El gobierno británico ha anunciado un plan de 'recuperación' para la industria agrícola, alimentaria y de bebidas, destinado a la recuperación en el período post-coronavirus y a la expansión en la era post-Brexit.
Este plan de 'rebote' busca que la agroindustria británica pueda aumentar sus actividades comerciales en el extranjero, enfocándose principalmente en mercados asiáticos como Japón, Nueva Zelanda y Australia.
El anuncio del plan de recuperación y expansión coincide con el estancamiento de las negociaciones británicas sobre acuerdos de libre comercio tanto con Estados Unidos como con la Unión Europea. Estados Unidos es un gran productor de alimentos y ve a Gran Bretaña principalmente como un nuevo mercado de exportación, sin estar entusiasmado con la importación de productos agrícolas, lácteos, agrícolas y cárnicos británicos.
Las negociaciones británicas con la UE están estancadas principalmente porque la Unión Europea se mantiene firme en las reglas y criterios que también se aplican en el resto de Europa y no quiere hacer excepciones (jurídicas y financieras) para los británicos. También hay un gran desacuerdo sobre los derechos pesqueros de la (UE) en (la parte británica del) Mar del Norte. Debido a esta situación, el sector agrícola británico corre el riesgo de enfrentarse a serias dificultades y perder territorios de exportación en pocos meses.
Si este año no se cierra un acuerdo comercial entre Londres y Bruselas y el Reino Unido sale de la UE sin ningún arreglo, se prevé una gran caos comercial. La falta de un acuerdo comercial entre la UE y el Reino Unido tendría graves consecuencias para el sector agroalimentario de ambas partes, según una declaración conjunta hecha pública a principios de junio por los principales interesados del sector agroalimentario de la UE.
El anuncio del primer ministro Johnson de que también buscará mercados de venta en países asiáticos para la agricultura y la ganadería se considera una respuesta al llamado de la semana pasada de decenas de organizaciones agrícolas británicas para modernizar y expandir urgentemente la agroindustria británica.
La crisis del coronavirus, según alrededor de treinta organizaciones, ha mostrado fallos sistémicos generados por una prolongada falta de apoyo a los productores de alimentos nacionales.
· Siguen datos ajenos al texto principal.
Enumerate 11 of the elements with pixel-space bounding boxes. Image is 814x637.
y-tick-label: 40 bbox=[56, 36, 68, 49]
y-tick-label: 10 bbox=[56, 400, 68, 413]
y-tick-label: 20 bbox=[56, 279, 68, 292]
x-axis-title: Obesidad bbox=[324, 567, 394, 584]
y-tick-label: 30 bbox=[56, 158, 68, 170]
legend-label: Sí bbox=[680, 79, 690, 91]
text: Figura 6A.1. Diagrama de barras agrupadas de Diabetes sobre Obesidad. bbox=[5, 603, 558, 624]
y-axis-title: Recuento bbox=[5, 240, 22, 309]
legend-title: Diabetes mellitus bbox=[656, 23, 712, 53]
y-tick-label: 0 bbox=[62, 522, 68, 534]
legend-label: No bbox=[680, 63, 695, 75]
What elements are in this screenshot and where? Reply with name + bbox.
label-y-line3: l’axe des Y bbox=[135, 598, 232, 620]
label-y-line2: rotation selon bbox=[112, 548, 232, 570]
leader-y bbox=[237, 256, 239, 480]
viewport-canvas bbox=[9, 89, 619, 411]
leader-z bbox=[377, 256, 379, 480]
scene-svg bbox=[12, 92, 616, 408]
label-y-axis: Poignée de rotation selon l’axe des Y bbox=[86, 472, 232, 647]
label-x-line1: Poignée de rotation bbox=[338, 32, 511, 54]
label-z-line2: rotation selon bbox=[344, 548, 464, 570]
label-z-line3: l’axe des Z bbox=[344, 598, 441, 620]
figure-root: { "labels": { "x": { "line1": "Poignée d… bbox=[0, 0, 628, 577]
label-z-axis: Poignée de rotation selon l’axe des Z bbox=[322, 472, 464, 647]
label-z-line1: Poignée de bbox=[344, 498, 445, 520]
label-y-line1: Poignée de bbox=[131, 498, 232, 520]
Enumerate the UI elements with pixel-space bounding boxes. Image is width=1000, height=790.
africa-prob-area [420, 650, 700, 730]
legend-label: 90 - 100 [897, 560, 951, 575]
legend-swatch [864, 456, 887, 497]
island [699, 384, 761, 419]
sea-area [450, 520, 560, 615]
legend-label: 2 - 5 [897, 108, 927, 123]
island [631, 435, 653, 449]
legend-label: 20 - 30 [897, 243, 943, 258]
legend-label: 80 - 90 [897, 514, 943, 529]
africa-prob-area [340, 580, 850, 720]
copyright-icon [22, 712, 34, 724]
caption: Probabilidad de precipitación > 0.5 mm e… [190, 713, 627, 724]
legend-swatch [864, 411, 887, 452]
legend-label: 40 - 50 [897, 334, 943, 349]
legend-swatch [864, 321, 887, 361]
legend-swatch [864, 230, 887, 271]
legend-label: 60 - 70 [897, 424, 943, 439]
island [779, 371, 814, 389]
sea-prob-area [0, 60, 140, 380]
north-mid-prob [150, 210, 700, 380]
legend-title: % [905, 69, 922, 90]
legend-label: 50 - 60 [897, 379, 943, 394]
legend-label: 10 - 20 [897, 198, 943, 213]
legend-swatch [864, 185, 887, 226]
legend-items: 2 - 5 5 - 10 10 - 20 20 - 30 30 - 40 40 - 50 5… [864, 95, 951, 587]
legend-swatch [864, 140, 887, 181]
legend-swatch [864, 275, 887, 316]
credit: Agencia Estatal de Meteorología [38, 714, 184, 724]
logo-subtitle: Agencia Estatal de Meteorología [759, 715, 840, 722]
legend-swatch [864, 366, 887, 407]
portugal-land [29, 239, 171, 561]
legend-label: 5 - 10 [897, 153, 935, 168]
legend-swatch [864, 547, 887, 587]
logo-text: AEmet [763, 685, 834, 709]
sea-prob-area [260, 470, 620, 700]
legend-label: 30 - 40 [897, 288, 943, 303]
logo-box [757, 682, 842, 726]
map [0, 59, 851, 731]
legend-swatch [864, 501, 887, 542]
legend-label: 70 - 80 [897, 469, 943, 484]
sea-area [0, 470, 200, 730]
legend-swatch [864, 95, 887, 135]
El grupo aboga por más exportaciones, sustitución de importaciones, automatización y mejora de habilidades. Según ellos, se requieren inversiones sólidas a corto plazo en los sectores agrícolas, de procesamiento y de servicios alimentarios propios.
En una declaración publicada en línea, el gobierno británico afirma que aunque el sector "ha hecho un buen trabajo adaptándose", las exportaciones se han visto gravemente afectadas y el gobierno "se ha comprometido a apoyar a estas industrias clave para que vuelvan a ingresar a los mercados internacionales y aumenten su cuota de mercado nuevamente." El anuncio surge de la creciente preocupación por la dirección que tomará el comercio agroalimentario británico, que en 2019 alcanzó los 58 mil millones de euros, después del Brexit y por la relación futura aún incierta entre la UE y el Reino Unido.
El sector agrícola, alimentario y de bebidas es la mayor industria manufacturera en el Reino Unido y desempeña un papel crucial en la cadena de suministro alimentaria del país, la cual en 2018 aportó 121 mil millones de libras a la economía británica y apoyó aproximadamente cuatro millones de empleos. En 2019, las exportaciones británicas de alimentos, piensos y bebidas alcanzaron 23,7 mil millones de libras, un aumento del 4,9 % con respecto a 2018.